The stock pared gains after rising 4 per cent in two days. However, top brokerage firms expect the stock to see an upside of up to 13 per cent in the short to medium-term. 

BT Online | October 28, 2015 | Updated 19:31 IST
Maruti Suzuki cuts gains post Q2: Should you buy into the counter?
The stock ended flat after hitting an intraday high of Rs 4558, up 1.41 per cent on the Bombay Stock Exchange (BSE). Photo: Reuters

Shares of Maruti Suzuki pared gains in trade on Wednesday after rising 4% in 2 sessions after the company posted its September quarter results.

The auto major reported a 42.1 per cent jump in net profit at Rs 1,225.56 crore for the September quarter, driven by strong sales growth, lower material cost and favourable foreign exchange.

The company had posted a net profit of Rs 862.54 crore during the same period last fiscal year.

The stock ended flat after hitting an intraday high of Rs 4558, up 1.41 per cent on the Bombay Stock Exchange (BSE). The scrip closed 2.55 per cent up at Rs 4494.60 on Tuesday.

Top brokerage firms expect the stock to see an upside of up to 13 per cent in the short to medium-term. 


Brokerage Prabhudas Liladhar said Maruti Suzuki's results were in line with their expectations both at the operating level and at the profit level.

"The stock is currently trading at 19x FY17e EPS; our revised target price is Rs 4,977 based upon 21xFY17e (previously Rs4,712). At our price target, MSIL would trade at a cash PE 15x FY17e (currently trades at 13.5x)," said brokerage.

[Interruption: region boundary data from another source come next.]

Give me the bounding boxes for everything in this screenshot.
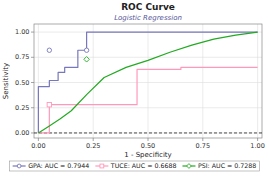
tick-mark [202, 138, 203, 141]
point-marker [84, 57, 90, 63]
subtitle: Logistic Regression [114, 14, 182, 22]
tick-mark [148, 138, 149, 141]
legend-frame [10, 161, 260, 171]
grid-line [202, 24, 203, 138]
series-line [38, 32, 257, 133]
grid-line [257, 24, 258, 138]
legend-marker [100, 164, 104, 168]
series-line [38, 67, 257, 133]
legend-label: TUCE: AUC = 0.6688 [110, 162, 177, 169]
point-marker [47, 103, 51, 107]
x-axis-label: 1 - Specificity [124, 151, 172, 159]
tick-label: 0.25 [86, 142, 100, 150]
tick-label: 0.50 [15, 79, 29, 87]
tick-mark [38, 138, 39, 141]
series-line [38, 32, 257, 133]
legend-label: PSI: AUC = 0.7288 [198, 162, 256, 169]
tick-label: 0.00 [31, 142, 45, 150]
tick-mark [31, 32, 34, 33]
grid-line [148, 24, 149, 138]
legend-item: TUCE: AUC = 0.6688 [95, 162, 176, 169]
grid-line [34, 107, 262, 108]
point-marker [84, 48, 88, 52]
y-axis-label: Sensitivity [2, 63, 10, 99]
tick-label: 0.50 [141, 142, 155, 150]
plot-area [34, 32, 262, 133]
legend-item: PSI: AUC = 0.7288 [182, 162, 256, 169]
tick-mark [257, 138, 258, 141]
tick-mark [31, 57, 34, 58]
tick-mark [93, 138, 94, 141]
title: ROC Curve [121, 2, 175, 12]
tick-label: 0.00 [15, 129, 29, 137]
grid-line [34, 57, 262, 58]
grid-line [93, 24, 94, 138]
legend: GPA: AUC = 0.7944 TUCE: AUC = 0.6688 PSI: … [10, 161, 260, 171]
legend-marker [187, 164, 192, 169]
legend-item: GPA: AUC = 0.7944 [13, 162, 90, 169]
plot-frame [34, 24, 262, 138]
legend-marker [17, 164, 21, 168]
tick-label: 0.75 [196, 142, 210, 150]
tick-mark [31, 107, 34, 108]
grid-line [34, 82, 262, 83]
tick-mark [31, 82, 34, 83]
tick-mark [31, 132, 34, 133]
chart: ROC Curve Logistic Regression 0.00 0.25 0.50… [0, 0, 269, 176]
point-marker [47, 48, 51, 52]
grid [34, 24, 262, 138]
tick-label: 0.75 [15, 53, 29, 61]
tick-label: 1.00 [15, 28, 29, 36]
tick-label: 0.25 [15, 104, 29, 112]
grid-line [34, 132, 262, 133]
reference-line [34, 132, 262, 133]
ticks: 0.00 0.25 0.50 0.75 1.00 0.00 0.25 0.50 0.75 1.00 [15, 28, 265, 150]
legend-label: GPA: AUC = 0.7944 [28, 162, 89, 169]
tick-label: 1.00 [250, 142, 264, 150]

Prabhudas Liladhar maintained 'BUY' rating on the stock.

Motilal Oswal Securities retained Maruti Suzuki as their top picks in auto stocks. The brokerage saw an upside risk to their margins estimates, as well as scope of further re-rating driven by a) improved competitive positioning as compared with the previous cycle, (b) lower capital intensity, (c) improvement in RoIC to ~57% by FY17E (v/s average of ~30% in last 10 years) and (d) increase in dividend payout.

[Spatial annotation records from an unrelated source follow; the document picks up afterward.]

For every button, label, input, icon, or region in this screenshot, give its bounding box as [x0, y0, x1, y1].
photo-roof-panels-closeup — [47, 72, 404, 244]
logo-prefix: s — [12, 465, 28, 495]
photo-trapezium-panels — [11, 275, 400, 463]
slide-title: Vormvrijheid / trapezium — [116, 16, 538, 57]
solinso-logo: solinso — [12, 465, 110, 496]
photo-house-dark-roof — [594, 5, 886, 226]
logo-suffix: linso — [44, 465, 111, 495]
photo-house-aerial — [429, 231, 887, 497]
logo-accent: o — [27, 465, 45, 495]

"Revival in demand, lower oil prices, new model launches and ongoing festive season will drive volume growth," added brokerage.

"We believe margin trajectory can clock further uptick (FY17 estimate at 17.8%) given robust products and aggressive focus on rural markets, where MSIL enjoys virtual monopoly. The stock is trading at 17.4x on FY17E," said brokerage firm Edelweiss in a research note.

The brokerage maintained 'BUY/SO' rating on the stock with a target price of Rs 4,909 (19x FY17E EPS).

SBICap Securities kept their earnings estimates unchanged and assigned a 24x multiple to rolling forward earnings to arrive at the target price of Rs 5,250 (earlier Rs5,100) and recommended a BUY rating on the stock.

Angel Broking also maintained positive coverage on the stock saying that the September quarter results were in-line with their estimates.

Meanwhile, global brokerage firm Deutsche Bank cut Maruti Suzuki's rating to hold from buy. It also revised stock's target price to Rs 4,500 from Rs 4,650.